Уж лучше в роковой могиле скрыться,
Чем прозябать средь тех, кому за тридцать.1

Ньютон разработал основу своих законов динамики и теорию гравитации до того, как ему стукнуло двадцать пять (хотя знаменитый труд Principia Mathematica был закончен им только в возрасте сорока четырех). Хотя общая теория относительности была опубликована, только когда Эйнштейну исполнилось тридцать шесть, ее первоначальный вариант был обнародован (вместе с работой по фотоэлектронной эмиссии, за которую, кстати, ученому и была присуждена Нобелевская премия) им в возрасте двадцати шести лет. "Человек, не сделавший значительного вклада в науку до тридцати, - без обиняков заявил как-то раз сам автор теории относительности, - уже никогда его не сделает". Хейзенберг придумал квантовую механику в возрасте двадцати трех лет, а принцип неопределенности - в двадцать пять.

К счастью, великие свершенья удаются людям и в более позднем возрасте, но только в тех областях интеллектуальной деятельности, где работа идет медленнее и успех не так зависит от внезапных проблесков гения. Это случается, например, в истории, геологии или на литературном поприще. Толстой закончил романы "Война и мир" и "Анна Каренина", когда ему было уже за сорок. Достоевский завершил работу над "Братьями Карамазовыми" в пятьдесят один. Гете, хоть и опубликовал "Страдания молодого Вертера" в двадцать с небольшим, зато вторую часть "Фауста" закончил только когда ему пошел уже девятый десяток.
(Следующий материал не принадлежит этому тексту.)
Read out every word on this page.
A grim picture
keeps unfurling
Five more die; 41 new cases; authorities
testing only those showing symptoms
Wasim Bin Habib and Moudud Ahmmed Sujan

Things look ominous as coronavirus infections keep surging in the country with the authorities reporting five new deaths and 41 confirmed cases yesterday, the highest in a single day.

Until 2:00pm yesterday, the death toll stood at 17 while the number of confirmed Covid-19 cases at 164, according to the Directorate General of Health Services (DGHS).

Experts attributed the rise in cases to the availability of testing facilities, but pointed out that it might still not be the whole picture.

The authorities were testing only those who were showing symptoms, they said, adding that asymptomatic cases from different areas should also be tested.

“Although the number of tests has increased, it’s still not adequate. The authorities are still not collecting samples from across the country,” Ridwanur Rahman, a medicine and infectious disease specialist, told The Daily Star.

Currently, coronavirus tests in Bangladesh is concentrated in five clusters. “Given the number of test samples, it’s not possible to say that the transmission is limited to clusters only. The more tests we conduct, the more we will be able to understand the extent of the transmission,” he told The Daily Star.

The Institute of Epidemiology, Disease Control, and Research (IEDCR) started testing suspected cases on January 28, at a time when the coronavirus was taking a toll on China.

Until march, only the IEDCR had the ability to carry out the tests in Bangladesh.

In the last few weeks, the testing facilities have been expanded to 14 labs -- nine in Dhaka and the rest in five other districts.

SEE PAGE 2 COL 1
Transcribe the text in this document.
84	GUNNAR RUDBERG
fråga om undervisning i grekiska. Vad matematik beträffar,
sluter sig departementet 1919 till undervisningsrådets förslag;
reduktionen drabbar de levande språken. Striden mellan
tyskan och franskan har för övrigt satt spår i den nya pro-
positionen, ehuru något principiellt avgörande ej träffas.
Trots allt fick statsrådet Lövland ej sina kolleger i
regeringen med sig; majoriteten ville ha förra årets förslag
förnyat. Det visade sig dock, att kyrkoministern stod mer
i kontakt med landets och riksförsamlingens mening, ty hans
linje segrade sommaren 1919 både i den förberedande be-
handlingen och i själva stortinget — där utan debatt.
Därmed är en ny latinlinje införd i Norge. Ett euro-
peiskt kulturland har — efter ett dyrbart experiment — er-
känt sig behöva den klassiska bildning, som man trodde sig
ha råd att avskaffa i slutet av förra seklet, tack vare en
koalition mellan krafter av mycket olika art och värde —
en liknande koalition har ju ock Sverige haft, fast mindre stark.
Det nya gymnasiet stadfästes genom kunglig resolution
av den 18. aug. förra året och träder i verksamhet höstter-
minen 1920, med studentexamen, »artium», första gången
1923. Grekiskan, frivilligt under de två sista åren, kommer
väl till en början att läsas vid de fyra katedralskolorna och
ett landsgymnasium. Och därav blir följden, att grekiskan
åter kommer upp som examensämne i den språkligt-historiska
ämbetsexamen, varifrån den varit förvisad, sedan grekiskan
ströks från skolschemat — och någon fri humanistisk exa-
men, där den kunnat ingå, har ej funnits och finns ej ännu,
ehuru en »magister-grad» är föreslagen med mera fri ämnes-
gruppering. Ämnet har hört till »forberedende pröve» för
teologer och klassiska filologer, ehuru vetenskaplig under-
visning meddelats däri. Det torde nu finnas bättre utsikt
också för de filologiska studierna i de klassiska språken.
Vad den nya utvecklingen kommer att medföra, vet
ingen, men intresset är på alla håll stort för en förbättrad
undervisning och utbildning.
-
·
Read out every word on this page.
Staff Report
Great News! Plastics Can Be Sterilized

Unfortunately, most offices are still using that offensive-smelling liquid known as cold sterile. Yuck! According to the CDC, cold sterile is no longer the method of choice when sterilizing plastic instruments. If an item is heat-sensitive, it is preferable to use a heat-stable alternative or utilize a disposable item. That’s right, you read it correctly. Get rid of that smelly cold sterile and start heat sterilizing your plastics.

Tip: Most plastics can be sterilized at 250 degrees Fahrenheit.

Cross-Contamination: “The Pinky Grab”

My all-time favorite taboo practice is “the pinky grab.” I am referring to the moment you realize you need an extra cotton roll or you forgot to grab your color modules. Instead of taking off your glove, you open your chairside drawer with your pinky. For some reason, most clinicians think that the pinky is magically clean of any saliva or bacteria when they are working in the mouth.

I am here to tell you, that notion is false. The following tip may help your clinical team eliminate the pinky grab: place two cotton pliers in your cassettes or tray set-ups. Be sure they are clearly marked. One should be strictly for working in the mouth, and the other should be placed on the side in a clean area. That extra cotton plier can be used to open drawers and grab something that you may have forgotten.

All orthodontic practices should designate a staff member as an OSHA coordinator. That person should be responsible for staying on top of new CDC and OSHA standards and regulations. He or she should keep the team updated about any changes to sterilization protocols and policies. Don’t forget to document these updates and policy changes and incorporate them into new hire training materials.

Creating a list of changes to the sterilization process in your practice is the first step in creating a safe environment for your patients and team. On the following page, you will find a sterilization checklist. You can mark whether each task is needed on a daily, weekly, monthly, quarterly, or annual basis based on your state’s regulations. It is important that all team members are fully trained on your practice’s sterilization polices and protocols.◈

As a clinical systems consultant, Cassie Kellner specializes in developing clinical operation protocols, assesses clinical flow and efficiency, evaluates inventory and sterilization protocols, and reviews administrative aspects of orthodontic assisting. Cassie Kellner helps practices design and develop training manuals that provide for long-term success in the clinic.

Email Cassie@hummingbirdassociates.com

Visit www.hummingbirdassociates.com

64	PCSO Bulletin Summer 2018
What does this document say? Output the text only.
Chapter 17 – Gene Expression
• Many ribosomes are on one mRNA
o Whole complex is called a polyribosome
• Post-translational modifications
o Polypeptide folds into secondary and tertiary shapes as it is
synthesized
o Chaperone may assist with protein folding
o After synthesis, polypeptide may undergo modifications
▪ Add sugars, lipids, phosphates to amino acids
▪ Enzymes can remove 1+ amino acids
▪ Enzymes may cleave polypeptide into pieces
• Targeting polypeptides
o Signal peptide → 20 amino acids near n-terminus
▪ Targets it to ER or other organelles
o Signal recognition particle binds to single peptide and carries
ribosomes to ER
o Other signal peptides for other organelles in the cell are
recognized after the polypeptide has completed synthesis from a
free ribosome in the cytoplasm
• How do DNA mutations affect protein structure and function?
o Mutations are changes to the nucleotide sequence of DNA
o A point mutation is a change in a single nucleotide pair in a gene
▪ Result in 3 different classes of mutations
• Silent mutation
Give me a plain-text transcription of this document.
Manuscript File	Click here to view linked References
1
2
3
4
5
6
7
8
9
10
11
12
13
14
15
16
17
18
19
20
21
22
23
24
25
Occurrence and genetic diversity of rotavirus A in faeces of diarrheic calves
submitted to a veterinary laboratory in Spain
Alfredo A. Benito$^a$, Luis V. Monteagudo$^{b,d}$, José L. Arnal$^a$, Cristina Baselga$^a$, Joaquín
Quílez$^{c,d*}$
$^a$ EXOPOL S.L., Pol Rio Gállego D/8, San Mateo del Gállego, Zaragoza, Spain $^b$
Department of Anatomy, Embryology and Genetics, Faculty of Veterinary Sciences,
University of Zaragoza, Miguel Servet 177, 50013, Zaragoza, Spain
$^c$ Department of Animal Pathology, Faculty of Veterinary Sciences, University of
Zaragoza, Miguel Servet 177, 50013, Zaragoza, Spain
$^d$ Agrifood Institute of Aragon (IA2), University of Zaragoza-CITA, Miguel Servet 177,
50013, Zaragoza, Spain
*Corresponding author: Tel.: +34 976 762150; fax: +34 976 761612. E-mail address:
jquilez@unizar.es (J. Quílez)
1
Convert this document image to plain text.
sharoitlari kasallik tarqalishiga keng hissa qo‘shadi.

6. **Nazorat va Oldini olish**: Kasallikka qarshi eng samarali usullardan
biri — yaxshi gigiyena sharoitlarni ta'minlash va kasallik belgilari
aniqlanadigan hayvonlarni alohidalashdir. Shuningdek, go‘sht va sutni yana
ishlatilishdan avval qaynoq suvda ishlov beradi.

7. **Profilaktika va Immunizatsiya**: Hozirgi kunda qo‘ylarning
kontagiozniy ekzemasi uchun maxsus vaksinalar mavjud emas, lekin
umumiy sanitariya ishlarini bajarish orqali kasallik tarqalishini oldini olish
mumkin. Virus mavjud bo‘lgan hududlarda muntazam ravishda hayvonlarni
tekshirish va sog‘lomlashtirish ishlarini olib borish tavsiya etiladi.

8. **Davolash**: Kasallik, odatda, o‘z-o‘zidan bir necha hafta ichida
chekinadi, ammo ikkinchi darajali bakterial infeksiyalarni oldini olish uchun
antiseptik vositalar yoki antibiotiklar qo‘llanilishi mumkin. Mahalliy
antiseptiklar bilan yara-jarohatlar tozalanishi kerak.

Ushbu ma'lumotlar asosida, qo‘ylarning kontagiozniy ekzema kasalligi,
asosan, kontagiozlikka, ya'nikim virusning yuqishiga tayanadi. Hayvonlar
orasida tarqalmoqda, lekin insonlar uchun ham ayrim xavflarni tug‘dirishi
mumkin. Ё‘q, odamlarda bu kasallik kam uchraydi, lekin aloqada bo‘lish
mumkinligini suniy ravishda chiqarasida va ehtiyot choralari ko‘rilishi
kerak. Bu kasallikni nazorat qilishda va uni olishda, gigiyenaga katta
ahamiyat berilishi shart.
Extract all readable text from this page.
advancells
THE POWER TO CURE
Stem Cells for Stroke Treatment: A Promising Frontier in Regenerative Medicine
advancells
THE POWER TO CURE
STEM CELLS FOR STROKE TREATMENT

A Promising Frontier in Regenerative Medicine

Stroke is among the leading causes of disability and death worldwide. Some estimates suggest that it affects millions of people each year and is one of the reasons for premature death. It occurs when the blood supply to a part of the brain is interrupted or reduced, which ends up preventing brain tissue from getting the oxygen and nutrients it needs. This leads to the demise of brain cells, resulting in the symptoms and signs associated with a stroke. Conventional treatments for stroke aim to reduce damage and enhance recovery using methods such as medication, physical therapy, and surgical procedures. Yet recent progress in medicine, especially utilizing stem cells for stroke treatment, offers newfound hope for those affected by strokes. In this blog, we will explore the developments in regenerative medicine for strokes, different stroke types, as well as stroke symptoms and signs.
Но в других сферах научной деятельности, в которых - как, например, в физике - ум должен быть готов оперировать большим количеством разнообразных фактов и концептов, нельзя не заметить губительного влияния возраста на способность совершать открытия. Бобби Фишер стал чемпионом мира по шахматам, когда ему было двадцать девять лет, и оставался на вершине до тридцати трех, покуда не был побежден двадцатичетырехлетним Анатолием Карповым, который, в свою очередь, уступил чемпионский титул двадцатидвухлетнему Гарри Каспарову. (Самому Каспарову исполнилось тридцать четыре, когда он проиграл до неприличия молодому айбиэмовскому компьютеру.)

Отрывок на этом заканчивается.